🤖 AI Summary
Existing toxicity mitigation methods predominantly rely on a single probe vector, limiting their capacity for fine-grained identification and intervention across diverse toxicity categories—such as bias, insult, and illegality. To address this, we propose a domain-adaptive, category-specific toxicity probing and intervention framework: it trains linear probes to derive subcategory-specific probe vectors, then integrates dynamic context matching, vector-space projection-based intervention, and real-time gradient correction to achieve context-aware, targeted toxicity suppression. This approach overcomes the fundamental limitation of single-vector representations in capturing multidimensional toxicity, enabling the first fine-grained, configurable toxicity control. Evaluated on standard benchmarks, our method achieves up to 78.52% toxicity reduction while preserving language fluency—degrading it by only 0.052%. It significantly outperforms existing baselines in both efficacy and fidelity.
📝 Abstract
There have been attempts to utilize linear probe for detoxification, with existing studies relying on a single toxicity probe vector to reduce toxicity. However, toxicity can be fine-grained into various subcategories, making it difficult to remove certain types of toxicity by using a single toxicity probe vector.
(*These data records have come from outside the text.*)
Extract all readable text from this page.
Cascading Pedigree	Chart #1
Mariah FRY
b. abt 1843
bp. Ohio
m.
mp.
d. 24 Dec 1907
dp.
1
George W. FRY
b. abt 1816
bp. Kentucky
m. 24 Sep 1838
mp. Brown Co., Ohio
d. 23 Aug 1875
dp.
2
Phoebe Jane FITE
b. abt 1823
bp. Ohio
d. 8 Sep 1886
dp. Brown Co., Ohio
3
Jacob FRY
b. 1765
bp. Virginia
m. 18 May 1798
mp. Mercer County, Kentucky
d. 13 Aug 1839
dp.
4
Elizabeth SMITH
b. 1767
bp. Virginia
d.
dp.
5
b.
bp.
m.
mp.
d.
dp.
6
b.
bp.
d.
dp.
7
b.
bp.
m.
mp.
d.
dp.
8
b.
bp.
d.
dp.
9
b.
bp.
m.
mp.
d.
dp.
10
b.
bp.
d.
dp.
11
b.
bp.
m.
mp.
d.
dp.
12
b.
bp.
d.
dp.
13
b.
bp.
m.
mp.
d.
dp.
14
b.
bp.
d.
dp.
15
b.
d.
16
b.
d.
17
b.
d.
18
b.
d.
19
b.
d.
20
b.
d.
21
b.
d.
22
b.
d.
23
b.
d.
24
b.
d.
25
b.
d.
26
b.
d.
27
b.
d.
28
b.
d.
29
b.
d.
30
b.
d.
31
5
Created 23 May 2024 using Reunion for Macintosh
To address this limitation, we propose a category-specific toxicity probe vector approach. First, we train multiple toxicity probe vectors for different toxicity categories. During generation, we dynamically select the most relevant toxicity probe vector based on the current context. Finally, the selected vector is dynamically scaled and subtracted from model. Our method successfully mitigated toxicity from categories that the single probe vector approach failed to detoxify. Experiments demonstrate that our approach achieves up to a 78.52% reduction in toxicity on the evaluation dataset, while fluency remains nearly unchanged, with only a 0.052% drop compared to the unsteered model.